I know that might be hard to accept, especially if you’re carrying around a view of the universe that – if you’re honest – says that really you should be calling the shots. But it’s still true. I don’t think it’s reasonable to assume that the eternal, all-powerful, omniscient God who took so much care in creating you and paid such a high cost to redeem you, would be any less devoted to and involved in the way your life would unfold as His child. God isn’t shocked and shaken by your circumstances. He’s not scrambling for a way out or a backup plan. Neither your sin nor anyone else’s has the power to derail God’s plans for you. The only way out (of God’s plan) is to want out. Summon the totality of your life into telling God to go away, and He will. But otherwise, the current of God’s river is far stronger than even the best swimmer’s sin-stained brokenness. Trust Him. And not just a little or as a last resort. Trust Him … as in … I dare you (as I am actively daring myself) to put your whole weight on His promises. You will find Him more than able to hold you up.
And that brings me to the second point… God is in control. And God is able. And God loves you. What you perceive as a totally insurmountable obstacle is insignificant to the God who spoke the universe into being with a word (Psalm 33:9). Not “I don’t care” insignificant, but “What else you got?” insignificant.
So, stop trying to power up on your problems, or mastermind your way through the maze of life.

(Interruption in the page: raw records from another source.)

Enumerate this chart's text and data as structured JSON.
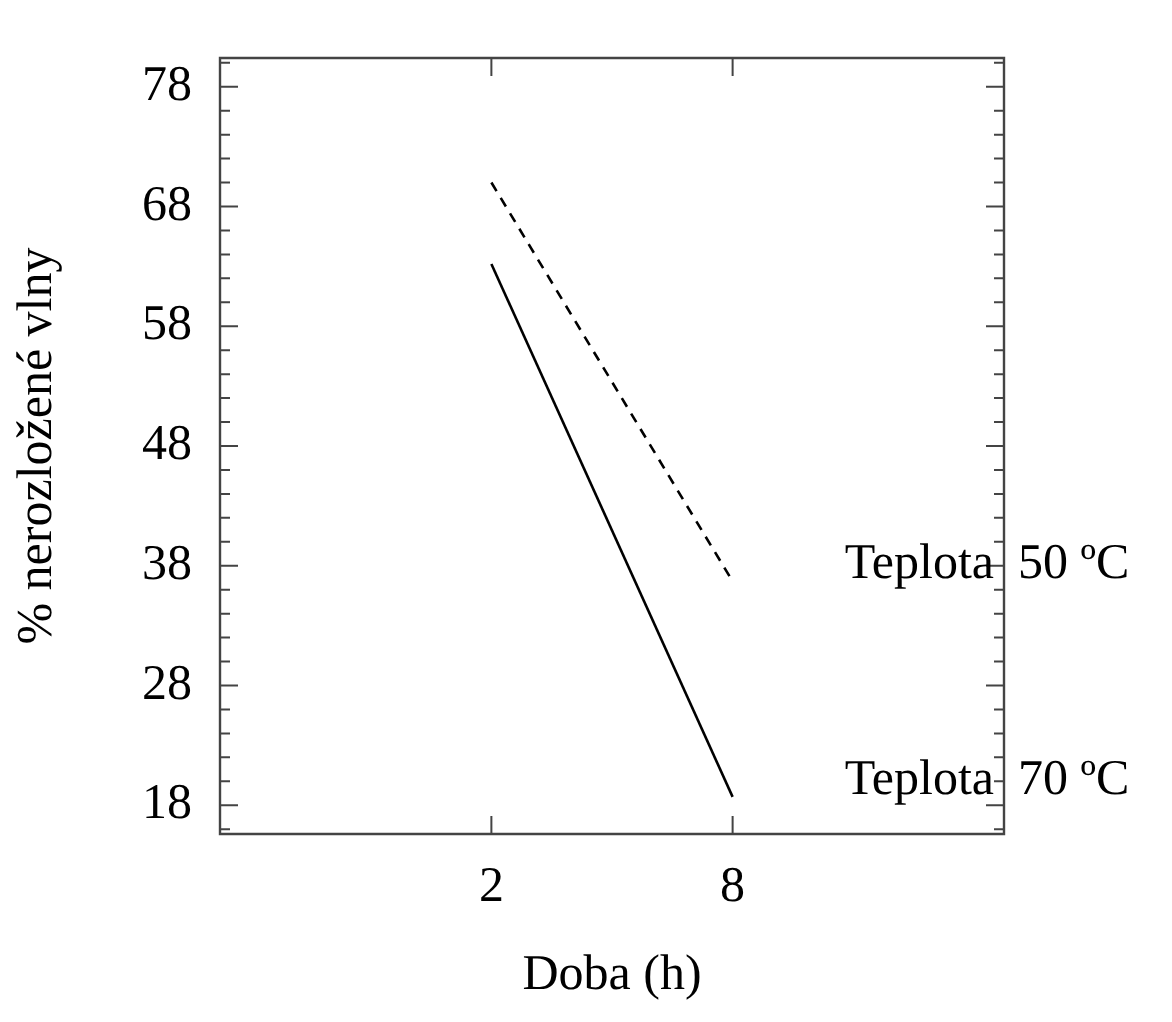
{
  "chart_data": {
    "type": "line",
    "xlabel": "Doba (h)",
    "ylabel": "% nerozložené vlny",
    "x": [
      2,
      8
    ],
    "series": [
      {
        "name": "Teplota 50 ºC",
        "color": "#000000",
        "line_style": "dashed",
        "values": [
          70.0,
          36.7
        ]
      },
      {
        "name": "Teplota 70 ºC",
        "color": "#000000",
        "line_style": "solid",
        "values": [
          63.2,
          18.7
        ]
      }
    ],
    "xlim": [
      -4.75,
      14.75
    ],
    "xticks": [
      2,
      8
    ],
    "ylim": [
      15.6,
      80.4
    ],
    "yticks": [
      {
        "value": 16,
        "label": null
      },
      18,
      {
        "value": 20,
        "label": null
      },
      {
        "value": 22,
        "label": null
      },
      {
        "value": 24,
        "label": null
      },
      {
        "value": 26,
        "label": null
      },
      28,
      {
        "value": 30,
        "label": null
      },
      {
        "value": 32,
        "label": null
      },
      {
        "value": 34,
        "label": null
      },
      {
        "value": 36,
        "label": null
      },
      38,
      {
        "value": 40,
        "label": null
      },
      {
        "value": 42,
        "label": null
      },
      {
        "value": 44,
        "label": null
      },
      {
        "value": 46,
        "label": null
      },
      48,
      {
        "value": 50,
        "label": null
      },
      {
        "value": 52,
        "label": null
      },
      {
        "value": 54,
        "label": null
      },
      {
        "value": 56,
        "label": null
      },
      58,
      {
        "value": 60,
        "label": null
      },
      {
        "value": 62,
        "label": null
      },
      {
        "value": 64,
        "label": null
      },
      {
        "value": 66,
        "label": null
      },
      68,
      {
        "value": 70,
        "label": null
      },
      {
        "value": 72,
        "label": null
      },
      {
        "value": 74,
        "label": null
      },
      {
        "value": 76,
        "label": null
      },
      78,
      {
        "value": 80,
        "label": null
      }
    ],
    "grid": false,
    "legend": false,
    "marker": "none"
  }
}
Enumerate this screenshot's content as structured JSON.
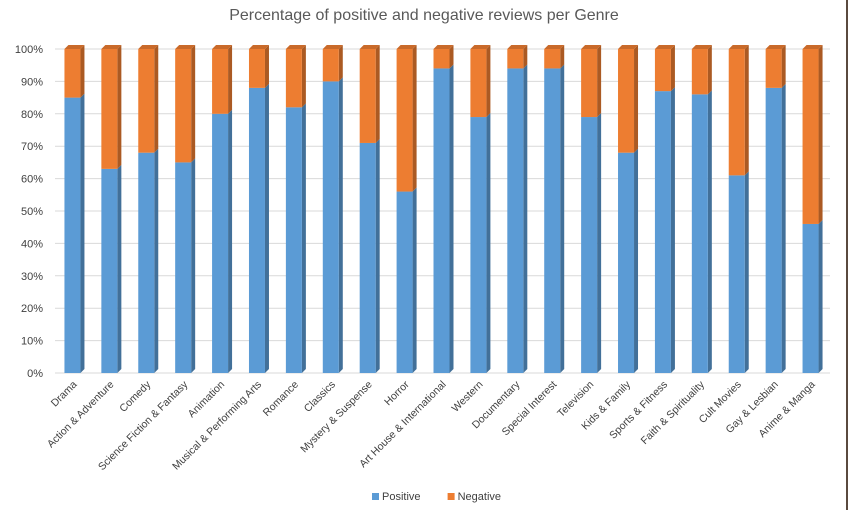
{
  "chart_data": {
    "type": "bar",
    "stacked": true,
    "title": "Percentage of positive and negative reviews per Genre",
    "xlabel": "",
    "ylabel": "",
    "ylim": [
      0,
      100
    ],
    "y_ticks": [
      "0%",
      "10%",
      "20%",
      "30%",
      "40%",
      "50%",
      "60%",
      "70%",
      "80%",
      "90%",
      "100%"
    ],
    "grid": true,
    "legend_position": "bottom",
    "categories": [
      "Drama",
      "Action & Adventure",
      "Comedy",
      "Science Fiction & Fantasy",
      "Animation",
      "Musical & Performing Arts",
      "Romance",
      "Classics",
      "Mystery & Suspense",
      "Horror",
      "Art House & International",
      "Western",
      "Documentary",
      "Special Interest",
      "Television",
      "Kids & Family",
      "Sports & Fitness",
      "Faith & Spirituality",
      "Cult Movies",
      "Gay & Lesbian",
      "Anime & Manga"
    ],
    "series": [
      {
        "name": "Positive",
        "color": "#5b9bd5",
        "values": [
          85,
          63,
          68,
          65,
          80,
          88,
          82,
          90,
          71,
          56,
          94,
          79,
          94,
          94,
          79,
          68,
          87,
          86,
          61,
          88,
          46
        ]
      },
      {
        "name": "Negative",
        "color": "#ed7d31",
        "values": [
          15,
          37,
          32,
          35,
          20,
          12,
          18,
          10,
          29,
          44,
          6,
          21,
          6,
          6,
          21,
          32,
          13,
          14,
          39,
          12,
          54
        ]
      }
    ]
  }
}
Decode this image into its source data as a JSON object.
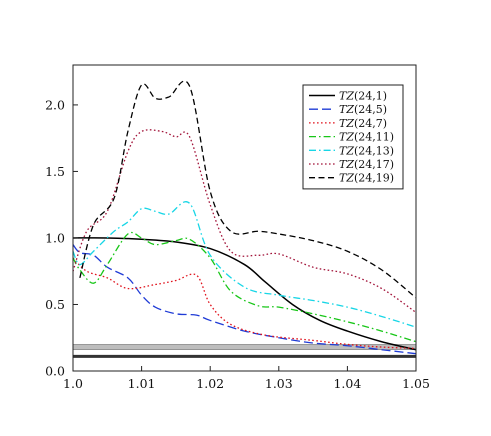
{
  "chart_data": {
    "type": "line",
    "title": "",
    "xlabel": "",
    "ylabel": "",
    "xlim": [
      1.0,
      1.05
    ],
    "ylim": [
      0.0,
      2.3
    ],
    "xticks": [
      1.0,
      1.01,
      1.02,
      1.03,
      1.04,
      1.05
    ],
    "xtick_labels": [
      "1.0",
      "1.01",
      "1.02",
      "1.03",
      "1.04",
      "1.05"
    ],
    "yticks": [
      0.0,
      0.5,
      1.0,
      1.5,
      2.0
    ],
    "ytick_labels": [
      "0.0",
      "0.5",
      "1.0",
      "1.5",
      "2.0"
    ],
    "grid": false,
    "legend_position": "top-right",
    "band": {
      "y_low": 0.16,
      "y_high": 0.2,
      "line_y": 0.11
    },
    "series": [
      {
        "name": "TZ(24,1)",
        "color": "#000000",
        "dash": "solid",
        "x": [
          1.0,
          1.005,
          1.01,
          1.015,
          1.02,
          1.025,
          1.028,
          1.032,
          1.036,
          1.04,
          1.045,
          1.05
        ],
        "y": [
          1.0,
          1.0,
          0.99,
          0.97,
          0.92,
          0.8,
          0.67,
          0.5,
          0.38,
          0.3,
          0.22,
          0.16
        ]
      },
      {
        "name": "TZ(24,5)",
        "color": "#1f3bd6",
        "dash": "long-dash",
        "x": [
          1.0,
          1.001,
          1.003,
          1.005,
          1.008,
          1.01,
          1.012,
          1.015,
          1.018,
          1.02,
          1.025,
          1.03,
          1.035,
          1.04,
          1.045,
          1.05
        ],
        "y": [
          0.95,
          0.89,
          0.87,
          0.78,
          0.7,
          0.57,
          0.48,
          0.43,
          0.42,
          0.38,
          0.3,
          0.25,
          0.21,
          0.19,
          0.16,
          0.13
        ]
      },
      {
        "name": "TZ(24,7)",
        "color": "#e0141e",
        "dash": "dotted",
        "x": [
          1.0,
          1.002,
          1.005,
          1.008,
          1.012,
          1.015,
          1.018,
          1.02,
          1.023,
          1.028,
          1.035,
          1.04,
          1.045,
          1.05
        ],
        "y": [
          0.85,
          0.75,
          0.7,
          0.62,
          0.65,
          0.68,
          0.72,
          0.5,
          0.35,
          0.27,
          0.23,
          0.2,
          0.18,
          0.17
        ]
      },
      {
        "name": "TZ(24,11)",
        "color": "#18c618",
        "dash": "dash-dot",
        "x": [
          1.0,
          1.001,
          1.003,
          1.005,
          1.008,
          1.01,
          1.012,
          1.015,
          1.017,
          1.02,
          1.023,
          1.027,
          1.03,
          1.035,
          1.04,
          1.045,
          1.05
        ],
        "y": [
          0.85,
          0.76,
          0.66,
          0.8,
          1.03,
          1.0,
          0.95,
          0.98,
          0.99,
          0.85,
          0.6,
          0.49,
          0.48,
          0.43,
          0.37,
          0.3,
          0.22
        ]
      },
      {
        "name": "TZ(24,13)",
        "color": "#18d6e6",
        "dash": "dash-dot",
        "x": [
          1.0,
          1.001,
          1.003,
          1.006,
          1.008,
          1.01,
          1.012,
          1.014,
          1.017,
          1.02,
          1.025,
          1.03,
          1.035,
          1.04,
          1.045,
          1.05
        ],
        "y": [
          0.9,
          0.8,
          0.9,
          1.05,
          1.12,
          1.22,
          1.2,
          1.18,
          1.26,
          0.87,
          0.63,
          0.57,
          0.53,
          0.48,
          0.41,
          0.33
        ]
      },
      {
        "name": "TZ(24,17)",
        "color": "#a2143a",
        "dash": "dotted",
        "x": [
          1.0,
          1.002,
          1.005,
          1.008,
          1.01,
          1.013,
          1.015,
          1.017,
          1.02,
          1.023,
          1.027,
          1.03,
          1.035,
          1.04,
          1.045,
          1.05
        ],
        "y": [
          0.75,
          1.05,
          1.2,
          1.65,
          1.8,
          1.8,
          1.76,
          1.76,
          1.25,
          0.9,
          0.87,
          0.88,
          0.78,
          0.73,
          0.62,
          0.44
        ]
      },
      {
        "name": "TZ(24,19)",
        "color": "#000000",
        "dash": "dashed",
        "x": [
          1.001,
          1.003,
          1.006,
          1.008,
          1.01,
          1.012,
          1.014,
          1.017,
          1.02,
          1.023,
          1.027,
          1.03,
          1.035,
          1.04,
          1.045,
          1.05
        ],
        "y": [
          0.7,
          1.1,
          1.3,
          1.8,
          2.15,
          2.05,
          2.06,
          2.14,
          1.35,
          1.05,
          1.05,
          1.03,
          0.98,
          0.9,
          0.76,
          0.55
        ]
      }
    ]
  }
}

You can’t earn enough money or make enough connections to avoid real problems or make them go away once they’ve arrived. Either that trial is from the Lord for your own good, or it’s a consequence for your sin or the sin of others. Either way, run to God. If it is a mountain that needs moving, wouldn’t it be a lot easier to ask the God of Angel Armies to move it for you than to throw your own shoulder into it? And if it’s not to be moved, then trust God as you slog your way over it with Him. He is taking you on a course He charted for you before the foundations of the world were laid.
Behind either scenario is a God whose love for you is literally incomprehensible to you in its greatness. If you can’t lean on that in the face of the “hard” of life, exactly which better plan did you have in mind?